Présidentielle 2017 : polémique autour des comptes de campagne de Benoît Hamon

Présidentielle 2017 : polémique autour des comptes de campagne de Benoît Hamon
Le candidat socialiste à l'élection présidentielle, Benoît Hamon, le 23 avril 2017 à la Maison de la Mutualité à Paris.

Orange avec AFP, publié le samedi 12 août 2017 à 11h09

RETOUR SUR - Les dépenses de campagne de Benoît Hamon, chiffrées à plus de 15 millions d'euros, posent questions. Mercredi, le porte-parole du Parti socialiste Julien Dray a demandé "des comptes" au candidat à l'élection présidentielle.

Éliminé dès le premier tour avec 6,36% des voix, Benoît Hamon a été le candidat le plus dépensier juste derrière Emmanuel Macron (16,698 millions d'euros) lors de la dernière élection présidentielle.

Rapporté au nombre de voix, chaque bulletin aura donc coûté 6,58 euros au candidat socialiste, soit trois fois plus que pour la majorité des "grands candidats".

Un ratio qui pose question dans un parti en proie aux difficultés financières. "Nous sommes un certain nombre à avoir beaucoup d'interrogations sur la manière dont a été géré ce budget", a affirmé Julien Dray mercredi sur LCI. Le directeur de la campagne de Ségolène Royal en 2007 réclame un audit "correct et honnête". "C'est beaucoup de sous pour un résultat très modeste", a-t-il jugé.

"ILS ONT DÛ PAYER DES CHOSES TRÈS CHER"

"C'est la moindre des choses que de venir s'expliquer", a poursuivi le conseiller régional d'Île-de-France. "On ne peut pas dépenser l'argent et s'en aller. C'est la moindre des règles, des politesses, quand vous dépensez l'argent qui ne vous appartient pas, qui appartient pour une part aux militants du Parti socialiste, ou qui va être gagé sur son patrimoine".

Les réunions publiques - dont le grand meeting à Bercy le 19 mars - ont consommé 40,5% des ressources du candidat socialiste, avec 6,1 millions d'euros de frais. Les tracts, affiches et autres propagandes imprimées ont également fait grimper la facture : 3,1 millions d'euros, soit 20,5% des frais. Benoît Hamon a également misé sur l'audiovisuel : 990.000 euros ont été dépensés pour produire du contenu vidéo. "Je me dis : ils ont dû payer des choses très cher", a estimé Julien Dray.

"UNE CAMPAGNE ÉCLAIR"

Des soupçons rejetés par les dirigeants de la campagne de Benoît Hamon : "Nous n'avons en aucune manière à rougir de l'argent perçu et utilisé", écrivent dans Libération Régis Juanico, ex-trésorier de campagne du candidat PS, Mathieu Hanotin, ancien co-directeur de campagne et Bastien Recher, ex-secrétaire général administratif de la campagne, en affirmant que "la campagne de Benoît Hamon a été sérieuse et sobre".
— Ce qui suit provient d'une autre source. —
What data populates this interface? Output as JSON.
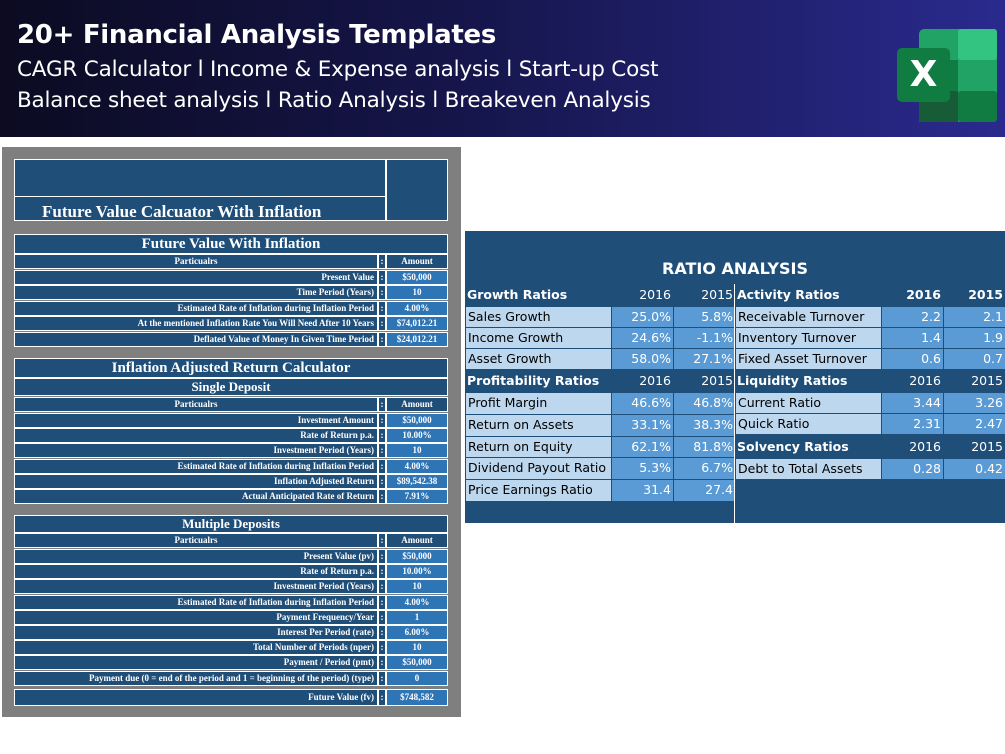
{
  "banner": {
    "title": "20+ Financial Analysis Templates",
    "subtitle_line1": "CAGR Calculator l Income & Expense analysis l Start-up Cost",
    "subtitle_line2": "Balance sheet analysis l Ratio Analysis l Breakeven Analysis",
    "icon": "excel-icon",
    "icon_letter": "X"
  },
  "calculator": {
    "main_title": "Future Value Calcuator With Inflation",
    "fv_inflation": {
      "heading": "Future Value With Inflation",
      "col_particulars": "Particualrs",
      "col_amount": "Amount",
      "rows": [
        {
          "label": "Present Value",
          "value": "$50,000"
        },
        {
          "label": "Time Period (Years)",
          "value": "10"
        },
        {
          "label": "Estimated Rate of Inflation during Inflation Period",
          "value": "4.00%"
        },
        {
          "label": "At the mentioned Inflation Rate You Will Need After 10 Years",
          "value": "$74,012.21"
        },
        {
          "label": "Deflated Value of Money In Given Time Period",
          "value": "$24,012.21"
        }
      ]
    },
    "inflation_adjusted": {
      "heading": "Inflation Adjusted Return Calculator",
      "subheading": "Single Deposit",
      "col_particulars": "Particualrs",
      "col_amount": "Amount",
      "rows": [
        {
          "label": "Investment Amount",
          "value": "$50,000"
        },
        {
          "label": "Rate of Return p.a.",
          "value": "10.00%"
        },
        {
          "label": "Investment Period (Years)",
          "value": "10"
        },
        {
          "label": "Estimated Rate of Inflation during Inflation Period",
          "value": "4.00%"
        },
        {
          "label": "Inflation Adjusted Return",
          "value": "$89,542.38"
        },
        {
          "label": "Actual Anticipated Rate of Return",
          "value": "7.91%"
        }
      ]
    },
    "multiple_deposits": {
      "heading": "Multiple Deposits",
      "col_particulars": "Particualrs",
      "col_amount": "Amount",
      "rows": [
        {
          "label": "Present Value (pv)",
          "value": "$50,000"
        },
        {
          "label": "Rate of Return p.a.",
          "value": "10.00%"
        },
        {
          "label": "Investment Period (Years)",
          "value": "10"
        },
        {
          "label": "Estimated Rate of Inflation during Inflation Period",
          "value": "4.00%"
        },
        {
          "label": "Payment Frequency/Year",
          "value": "1"
        },
        {
          "label": "Interest Per Period (rate)",
          "value": "6.00%"
        },
        {
          "label": "Total Number of Periods (nper)",
          "value": "10"
        },
        {
          "label": "Payment / Period (pmt)",
          "value": "$50,000"
        },
        {
          "label": "Payment due (0 = end of the period and 1 = beginning of the period) (type)",
          "value": "0"
        },
        {
          "label": "Future Value (fv)",
          "value": "$748,582"
        }
      ]
    },
    "colon": ":"
  },
  "ratio_analysis": {
    "title": "RATIO ANALYSIS",
    "growth": {
      "heading": "Growth Ratios",
      "y1": "2016",
      "y2": "2015",
      "rows": [
        {
          "label": "Sales Growth",
          "v1": "25.0%",
          "v2": "5.8%"
        },
        {
          "label": "Income Growth",
          "v1": "24.6%",
          "v2": "-1.1%"
        },
        {
          "label": "Asset Growth",
          "v1": "58.0%",
          "v2": "27.1%"
        }
      ]
    },
    "profitability": {
      "heading": "Profitability Ratios",
      "y1": "2016",
      "y2": "2015",
      "rows": [
        {
          "label": "Profit Margin",
          "v1": "46.6%",
          "v2": "46.8%"
        },
        {
          "label": "Return on Assets",
          "v1": "33.1%",
          "v2": "38.3%"
        },
        {
          "label": "Return on Equity",
          "v1": "62.1%",
          "v2": "81.8%"
        },
        {
          "label": "Dividend Payout Ratio",
          "v1": "5.3%",
          "v2": "6.7%"
        },
        {
          "label": "Price Earnings Ratio",
          "v1": "31.4",
          "v2": "27.4"
        }
      ]
    },
    "activity": {
      "heading": "Activity Ratios",
      "y1": "2016",
      "y2": "2015",
      "rows": [
        {
          "label": "Receivable Turnover",
          "v1": "2.2",
          "v2": "2.1"
        },
        {
          "label": "Inventory Turnover",
          "v1": "1.4",
          "v2": "1.9"
        },
        {
          "label": "Fixed Asset Turnover",
          "v1": "0.6",
          "v2": "0.7"
        }
      ]
    },
    "liquidity": {
      "heading": "Liquidity Ratios",
      "y1": "2016",
      "y2": "2015",
      "rows": [
        {
          "label": "Current Ratio",
          "v1": "3.44",
          "v2": "3.26"
        },
        {
          "label": "Quick Ratio",
          "v1": "2.31",
          "v2": "2.47"
        }
      ]
    },
    "solvency": {
      "heading": "Solvency Ratios",
      "y1": "2016",
      "y2": "2015",
      "rows": [
        {
          "label": "Debt to Total Assets",
          "v1": "0.28",
          "v2": "0.42"
        }
      ]
    }
  }
}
"Oui, Benoît Hamon a dépensé 6,58 euros par voix gagnée quand Emmanuel Macron n'en a dépensé qu'1,9", écrivent-ils. Mais "avec un parti divisé, la déloyauté inédite de nombreux dirigeants socialistes (...) et une campagne électorale éclair", celui qui était alors député des Yvelines "avait toutes les raisons de compenser les difficultés par des dépenses supplémentaires".

8 MILLIONS REMBOURSÉS PAR L'ÉTAT

"Ce choix n'a pas été fait et les dépenses sont restées dans le budget initial prévu", assurent-ils, soulignant que le niveau des dépenses au premier tour est "inférieur à celui des principaux candidats des élections de 2007 et de 2012", et que Benoît Hamon a été "le seul candidat à avoir fait le choix très net de publier la liste intégrale de ses grands donateurs". "Qu'affirme-t-on ici en creux ?", s'interroge la tribune : "que le politique devenu gestionnaire doit attirer et séduire à moindres frais un électeur transformé en client et consommateur. Eh bien non. Nous préférons encore perdre une élection que sombrer dans ce cynisme".

L'écologiste Yannick Jadot - qui avait choisi de soutenir Benoît Hamon dès le premier tour de la présidentielle - est également monté au créneau : pour lui, ces accusations sont "une opération de diversion" qui permet d'éviter "de faire l'audit du quinquennat calamiteux" de François Hollande. Les socialistes pourront néanmoins se voir rembourser une partie des sommes engagées par Benoît Hamon pour sa campagne. En effet, l'ex-candidat à l'Elysée peut prétendre au remboursement par l'Etat d'environ 8 millions d'euros, attribué à chaque candidat ayant rassemblé plus de 5 % des voix au premier tour (47,5 % du plafond autorisé au premier tour).